During World War I, Boutilly maintained a reserve commission with the French Army. During this time, he received the Croix de Guerre with two citations. During the years France was at war, Boutilly reviewed the sections on Algerian and Tunisian forestry for Theodore Salisbury Woolsey Jr.'s book French Forest and Forestry: Tunisia, Algeria, Corsica, which contains an English translation of the Algerian forestry code Boutilly helped develop.

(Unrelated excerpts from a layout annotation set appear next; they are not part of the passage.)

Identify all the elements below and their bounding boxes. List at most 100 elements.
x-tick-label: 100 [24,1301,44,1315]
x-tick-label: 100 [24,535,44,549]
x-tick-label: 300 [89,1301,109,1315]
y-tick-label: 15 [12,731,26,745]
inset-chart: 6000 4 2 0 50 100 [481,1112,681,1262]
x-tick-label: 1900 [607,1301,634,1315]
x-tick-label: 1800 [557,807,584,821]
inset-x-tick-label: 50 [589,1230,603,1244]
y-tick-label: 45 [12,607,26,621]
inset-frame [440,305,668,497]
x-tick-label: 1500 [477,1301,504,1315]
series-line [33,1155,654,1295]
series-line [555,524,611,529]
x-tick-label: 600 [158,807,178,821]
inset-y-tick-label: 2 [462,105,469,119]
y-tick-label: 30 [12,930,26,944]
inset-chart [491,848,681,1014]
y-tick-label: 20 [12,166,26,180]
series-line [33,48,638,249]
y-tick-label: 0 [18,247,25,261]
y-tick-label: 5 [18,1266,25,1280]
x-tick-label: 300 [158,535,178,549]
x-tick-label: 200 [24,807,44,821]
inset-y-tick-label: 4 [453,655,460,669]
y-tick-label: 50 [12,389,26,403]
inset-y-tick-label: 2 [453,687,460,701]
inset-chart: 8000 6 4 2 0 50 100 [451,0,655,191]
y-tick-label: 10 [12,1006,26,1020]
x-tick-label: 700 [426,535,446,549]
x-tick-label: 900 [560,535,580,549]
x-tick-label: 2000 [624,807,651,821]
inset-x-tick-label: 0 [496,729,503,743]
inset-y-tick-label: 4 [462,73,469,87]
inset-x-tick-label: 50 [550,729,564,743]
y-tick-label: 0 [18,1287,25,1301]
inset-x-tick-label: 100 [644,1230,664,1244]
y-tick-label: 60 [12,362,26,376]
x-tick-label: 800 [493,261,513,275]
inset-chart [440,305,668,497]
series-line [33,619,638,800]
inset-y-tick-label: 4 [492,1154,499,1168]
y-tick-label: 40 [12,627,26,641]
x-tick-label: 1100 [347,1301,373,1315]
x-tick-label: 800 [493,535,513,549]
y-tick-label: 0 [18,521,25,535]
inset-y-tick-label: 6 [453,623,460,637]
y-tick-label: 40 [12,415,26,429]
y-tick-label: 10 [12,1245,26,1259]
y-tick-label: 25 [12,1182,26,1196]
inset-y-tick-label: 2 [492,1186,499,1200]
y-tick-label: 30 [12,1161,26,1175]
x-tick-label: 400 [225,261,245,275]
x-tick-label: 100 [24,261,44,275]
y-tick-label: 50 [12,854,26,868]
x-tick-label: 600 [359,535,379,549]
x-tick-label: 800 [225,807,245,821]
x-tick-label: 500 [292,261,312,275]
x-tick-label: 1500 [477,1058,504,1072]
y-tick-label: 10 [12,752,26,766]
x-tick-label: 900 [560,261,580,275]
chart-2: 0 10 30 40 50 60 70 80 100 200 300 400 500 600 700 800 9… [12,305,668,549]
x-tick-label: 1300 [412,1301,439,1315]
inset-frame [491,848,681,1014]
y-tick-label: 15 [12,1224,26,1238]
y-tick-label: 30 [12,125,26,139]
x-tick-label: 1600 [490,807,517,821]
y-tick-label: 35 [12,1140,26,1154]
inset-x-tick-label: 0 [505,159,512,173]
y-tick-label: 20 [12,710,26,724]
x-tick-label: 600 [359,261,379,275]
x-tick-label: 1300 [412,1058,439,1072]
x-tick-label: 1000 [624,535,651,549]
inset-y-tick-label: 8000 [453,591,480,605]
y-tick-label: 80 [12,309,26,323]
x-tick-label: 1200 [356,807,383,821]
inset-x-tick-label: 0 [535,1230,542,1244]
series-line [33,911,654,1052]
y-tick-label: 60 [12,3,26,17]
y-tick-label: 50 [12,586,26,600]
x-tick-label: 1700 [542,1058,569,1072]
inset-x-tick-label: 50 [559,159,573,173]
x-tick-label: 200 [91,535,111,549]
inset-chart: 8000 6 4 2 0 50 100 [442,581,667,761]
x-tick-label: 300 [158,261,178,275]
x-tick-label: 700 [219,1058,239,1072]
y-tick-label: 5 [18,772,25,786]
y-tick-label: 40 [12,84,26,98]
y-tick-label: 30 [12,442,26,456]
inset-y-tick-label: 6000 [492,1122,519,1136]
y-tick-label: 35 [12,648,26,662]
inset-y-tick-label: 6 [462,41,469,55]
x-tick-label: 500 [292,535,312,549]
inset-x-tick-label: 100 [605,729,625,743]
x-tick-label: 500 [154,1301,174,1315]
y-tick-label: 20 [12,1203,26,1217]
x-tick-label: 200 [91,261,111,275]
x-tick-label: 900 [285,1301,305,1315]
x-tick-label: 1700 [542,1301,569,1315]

===Continuing forestry work in Algiers===
In 1919, Boutilly was promoted to the rank of Conservateur and assumed the roles of Conservator of Water and Forests and Director of the Forestry Department of Algeria. He was next promoted to the senior rank of Inspecteur Général in 1925, keeping his role as Director. In April 1931, he was appointed Director First Class of the General Government of Algeria. His service to forestry was recognized by his promotion to an Officer of the Légion d'Honneur in 1925 and Commander of the Mérite Agricole in 1927.

==Later life==
Boutilly retired from the Forestry Department of Algeria in 1933. Until his death, he was active as Vice President of the Algiers Tourism Syndicate and the Secretary of the Geographic Society of Algiers and North Africa. He was also a member of the Ligue of Reboisement and a proponent of local beekeepers, taking a personal interest in the installation of bee hives in tourism areas within the national forests of Algeria.

Boutilly died following a long illness on March 22, 1934. He is buried in the Algiers European Cemetery on Boulevard Bru.